There’s a lot of testing. There’s a lot of that kind of thing. It’s not an easy decision to make, but I think that it’s so important if we can get these things out on the market for patients, for the wide audience that needs it.

Living with Multiple Myeloma

Finding purpose in helping other myeloma patients and caregivers

It’s been just a crazy year. All these opportunities to share my story have come up. I’m just so grateful for that because I think sharing your story, for me at least, it helps me to process what I’ve been through.

It helps me remember because I think it’s important to remember what we’ve been through. It helps you make decisions in the future and it just helps you to give yourself some grace. 

I don’t give myself grace very often as far as when I feel bad or tired or anything. I think, “Ugh, I’ve got to feel better. I gotta get up and do stuff. I got to push through this.”

Then if I tell my story, I think, “You know what? You’ve been through a lot. This is okay to feel this way, this day.”

Reconciling being a cancer patient and not “looking sick”

I think we just are hard on ourselves and we don’t let ourselves be sick, and especially myeloma patients because we don’t look sick. We don’t often show that we’re sick.

I look like I’m not sick. It’s really hard to balance that with “I am sick” and “I need to be able to take care of myself and I need to not push it too much and I have to give myself some grace.” 

I think that’s one of the biggest things, and just to be in good communication with your doctors, and like we talked before, just be an advocate for yourself and not be a pushy, annoying patient.

Sometimes you have to be, but just do what you have to do and be in communication and conversation about it and ask a lot of questions. Do research, but be careful where you’re doing your research. Make sure that you’re looking in good places that have real information.

This is another thing that I think has been one of our biggest things we’ve dealt with is there’s so many people that want to help and they have good intentions. I’ve been told I need to take this supplement or read this book or do this thing. We were told to do coffee enemas. We were told to take curcumin, which is proven actually to help some people with myeloma. We had someone tell us, “Don’t talk about it. Don’t put anything negative out into the universe and your cancer will be healed.” Those kinds of things.

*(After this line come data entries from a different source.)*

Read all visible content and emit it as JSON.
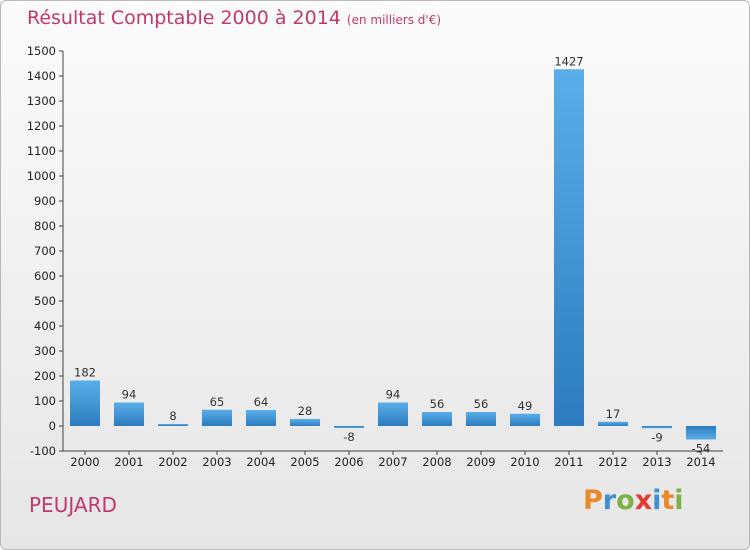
{
  "header": {
    "title": "Résultat Comptable 2000 à 2014",
    "unit": "(en milliers d'€)"
  },
  "commune": "PEUJARD",
  "logo": {
    "letters": [
      "P",
      "r",
      "o",
      "x",
      "i",
      "t",
      "i"
    ],
    "colors": [
      "#e8892b",
      "#3f8fd1",
      "#7cb342",
      "#e53935",
      "#3f8fd1",
      "#e8892b",
      "#7cb342"
    ]
  },
  "colors": {
    "title": "#c0396e",
    "bar_light": "#5aaee8",
    "bar_dark": "#2c7cbf"
  },
  "chart_data": {
    "type": "bar",
    "title": "Résultat Comptable 2000 à 2014",
    "subtitle": "(en milliers d'€)",
    "categories": [
      "2000",
      "2001",
      "2002",
      "2003",
      "2004",
      "2005",
      "2006",
      "2007",
      "2008",
      "2009",
      "2010",
      "2011",
      "2012",
      "2013",
      "2014"
    ],
    "values": [
      182,
      94,
      8,
      65,
      64,
      28,
      -8,
      94,
      56,
      56,
      49,
      1427,
      17,
      -9,
      -54
    ],
    "ylim": [
      -100,
      1500
    ],
    "yticks": [
      -100,
      0,
      100,
      200,
      300,
      400,
      500,
      600,
      700,
      800,
      900,
      1000,
      1100,
      1200,
      1300,
      1400,
      1500
    ],
    "grid": false,
    "legend": "none"
  }
}
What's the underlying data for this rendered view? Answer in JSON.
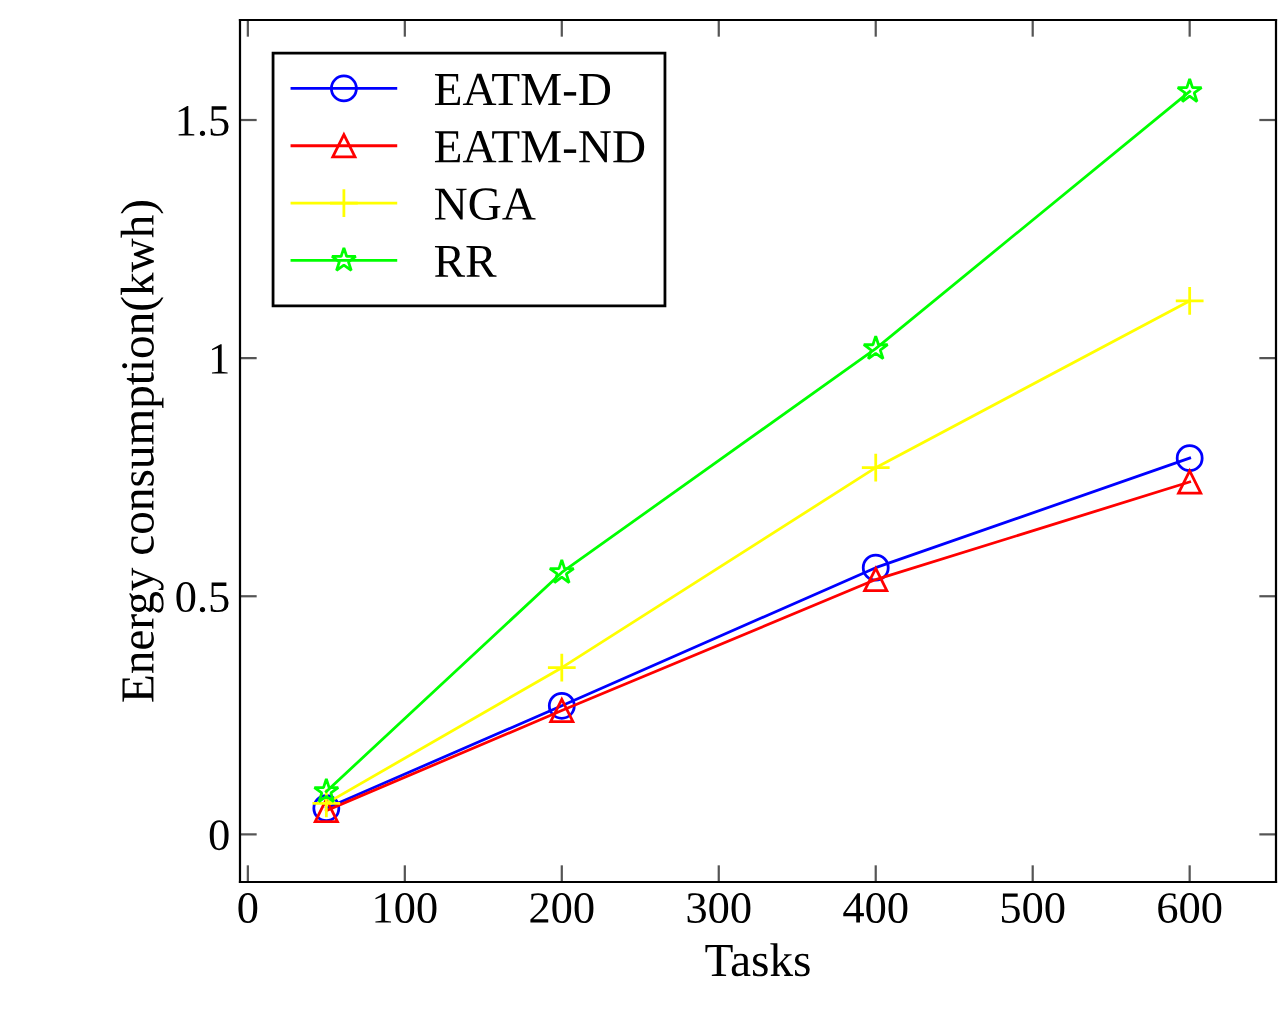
{
  "chart_data": {
    "type": "line",
    "xlabel": "Tasks",
    "ylabel": "Energy consumption(kwh)",
    "x": [
      50,
      200,
      400,
      600
    ],
    "series": [
      {
        "name": "EATM-D",
        "color": "#0000ff",
        "marker": "circle",
        "values": [
          0.055,
          0.27,
          0.56,
          0.79
        ]
      },
      {
        "name": "EATM-ND",
        "color": "#ff0000",
        "marker": "triangle",
        "values": [
          0.05,
          0.26,
          0.535,
          0.74
        ]
      },
      {
        "name": "NGA",
        "color": "#ffff00",
        "marker": "cross",
        "values": [
          0.065,
          0.35,
          0.77,
          1.12
        ]
      },
      {
        "name": "RR",
        "color": "#00ff00",
        "marker": "star",
        "values": [
          0.09,
          0.55,
          1.02,
          1.56
        ]
      }
    ],
    "xlim": [
      -5,
      655
    ],
    "ylim": [
      -0.1,
      1.71
    ],
    "xticks": [
      0,
      100,
      200,
      300,
      400,
      500,
      600
    ],
    "yticks": [
      0,
      0.5,
      1,
      1.5
    ],
    "grid": false,
    "legend": "top left",
    "line_style": "solid"
  }
}
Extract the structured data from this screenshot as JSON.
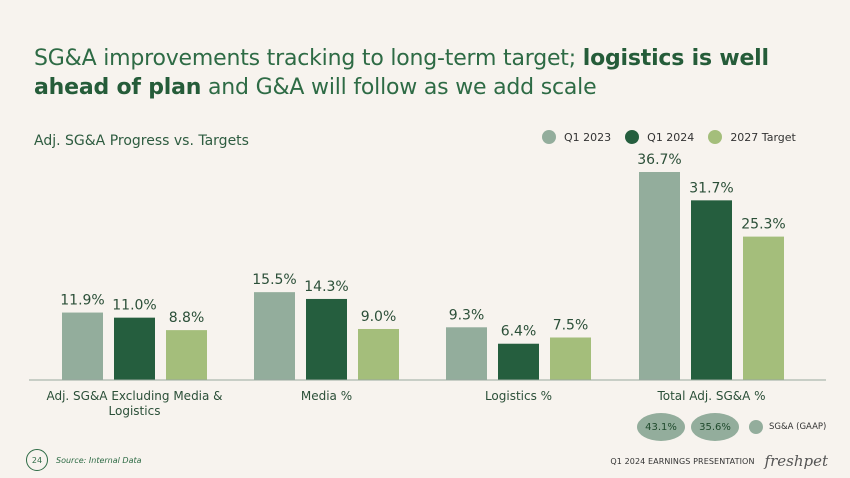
{
  "title": {
    "part1": "SG&A improvements tracking to long-term target; ",
    "bold1": "logistics is well ahead of plan",
    "part2": " and G&A will follow as we add scale"
  },
  "subtitle": "Adj. SG&A Progress vs. Targets",
  "colors": {
    "q1_2023": "#93ad9c",
    "q1_2024": "#255e3e",
    "target_2027": "#a4be7b",
    "axis": "#9aa89f"
  },
  "chart_data": {
    "type": "bar",
    "categories": [
      "Adj. SG&A Excluding Media & Logistics",
      "Media %",
      "Logistics %",
      "Total Adj. SG&A %"
    ],
    "category_lines": [
      [
        "Adj. SG&A Excluding Media &",
        "Logistics"
      ],
      [
        "Media %"
      ],
      [
        "Logistics %"
      ],
      [
        "Total Adj. SG&A %"
      ]
    ],
    "series": [
      {
        "name": "Q1 2023",
        "values": [
          11.9,
          15.5,
          9.3,
          36.7
        ],
        "labels": [
          "11.9%",
          "15.5%",
          "9.3%",
          "36.7%"
        ]
      },
      {
        "name": "Q1 2024",
        "values": [
          11.0,
          14.3,
          6.4,
          31.7
        ],
        "labels": [
          "11.0%",
          "14.3%",
          "6.4%",
          "31.7%"
        ]
      },
      {
        "name": "2027 Target",
        "values": [
          8.8,
          9.0,
          7.5,
          25.3
        ],
        "labels": [
          "8.8%",
          "9.0%",
          "7.5%",
          "25.3%"
        ]
      }
    ],
    "ylim": [
      0,
      40
    ],
    "legend_position": "top-right",
    "grid": false
  },
  "gaap": {
    "values": [
      "43.1%",
      "35.6%"
    ],
    "label": "SG&A (GAAP)"
  },
  "footer": {
    "page": "24",
    "source": "Source: Internal Data",
    "presentation": "Q1 2024 EARNINGS PRESENTATION",
    "logo": "freshpet"
  }
}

We’ve had difficult situations like that and I think that’s a hard thing to wade through because you want these miracle cures to work. People are always saying, “They’re going to work. They’re going to work.” Often they don’t work.

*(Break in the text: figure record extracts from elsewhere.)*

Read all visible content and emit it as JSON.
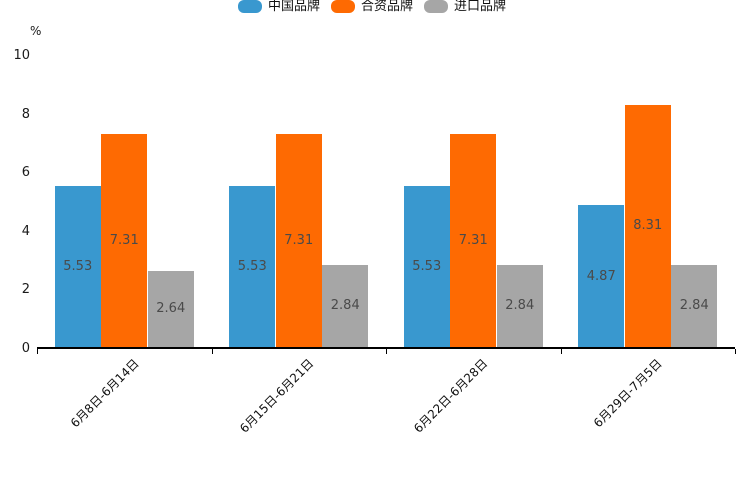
{
  "unit_label": "%",
  "colors": {
    "china_brand": "#3998cf",
    "joint_brand": "#fe6a02",
    "import_brand": "#a6a6a6",
    "axis": "#000000",
    "value_label": "#4a4a4a"
  },
  "legend": {
    "position": "top",
    "items": [
      {
        "label": "中国品牌",
        "color": "#3998cf"
      },
      {
        "label": "合资品牌",
        "color": "#fe6a02"
      },
      {
        "label": "进口品牌",
        "color": "#a6a6a6"
      }
    ]
  },
  "chart_data": {
    "type": "bar",
    "title": "",
    "xlabel": "",
    "ylabel": "%",
    "ylim": [
      0,
      10
    ],
    "yticks": [
      0,
      2,
      4,
      6,
      8,
      10
    ],
    "grid": false,
    "legend_position": "top",
    "categories": [
      "6月8日-6月14日",
      "6月15日-6月21日",
      "6月22日-6月28日",
      "6月29日-7月5日"
    ],
    "series": [
      {
        "name": "中国品牌",
        "color": "#3998cf",
        "values": [
          5.53,
          5.53,
          5.53,
          4.87
        ]
      },
      {
        "name": "合资品牌",
        "color": "#fe6a02",
        "values": [
          7.31,
          7.31,
          7.31,
          8.31
        ]
      },
      {
        "name": "进口品牌",
        "color": "#a6a6a6",
        "values": [
          2.64,
          2.84,
          2.84,
          2.84
        ]
      }
    ]
  }
}
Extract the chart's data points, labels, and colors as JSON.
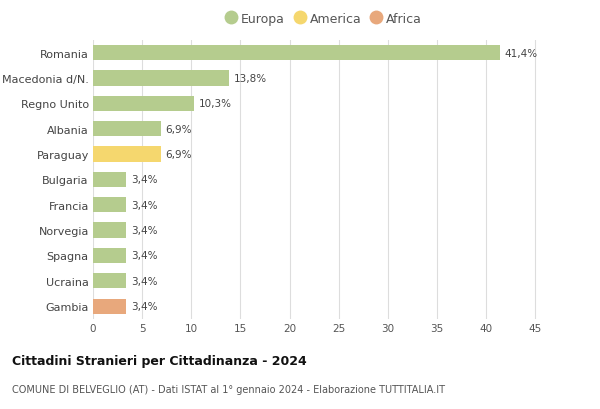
{
  "countries": [
    "Gambia",
    "Ucraina",
    "Spagna",
    "Norvegia",
    "Francia",
    "Bulgaria",
    "Paraguay",
    "Albania",
    "Regno Unito",
    "Macedonia d/N.",
    "Romania"
  ],
  "values": [
    3.4,
    3.4,
    3.4,
    3.4,
    3.4,
    3.4,
    6.9,
    6.9,
    10.3,
    13.8,
    41.4
  ],
  "labels": [
    "3,4%",
    "3,4%",
    "3,4%",
    "3,4%",
    "3,4%",
    "3,4%",
    "6,9%",
    "6,9%",
    "10,3%",
    "13,8%",
    "41,4%"
  ],
  "continents": [
    "Africa",
    "Europa",
    "Europa",
    "Europa",
    "Europa",
    "Europa",
    "America",
    "Europa",
    "Europa",
    "Europa",
    "Europa"
  ],
  "colors": {
    "Europa": "#b5cc8e",
    "America": "#f5d76e",
    "Africa": "#e8a87c"
  },
  "legend_items": [
    "Europa",
    "America",
    "Africa"
  ],
  "xlim": [
    0,
    47
  ],
  "xticks": [
    0,
    5,
    10,
    15,
    20,
    25,
    30,
    35,
    40,
    45
  ],
  "title": "Cittadini Stranieri per Cittadinanza - 2024",
  "subtitle": "COMUNE DI BELVEGLIO (AT) - Dati ISTAT al 1° gennaio 2024 - Elaborazione TUTTITALIA.IT",
  "bg_color": "#ffffff",
  "grid_color": "#dddddd",
  "bar_height": 0.6
}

You have to wade through that and you have to decide, are you going to change your diet? Are you going to take supplements, whatever it is? It may help you, it may not help you. That’s a difficult thing that we’ve had to wade through.

We’ve had some difficult relationship issues with that where people are upset because we won’t do what they want us to do. “Oh, you’re going to be healed if you do this.” We’ve chosen to do the traditional medicine type thing mostly. I do some things natural like for side effects and things like that.

As far as treatment for myeloma, we’re doing all traditional medicine, but other people have other choices. It’s a big thing that people have to wade through. I think it’s tiring and I think it’s hard.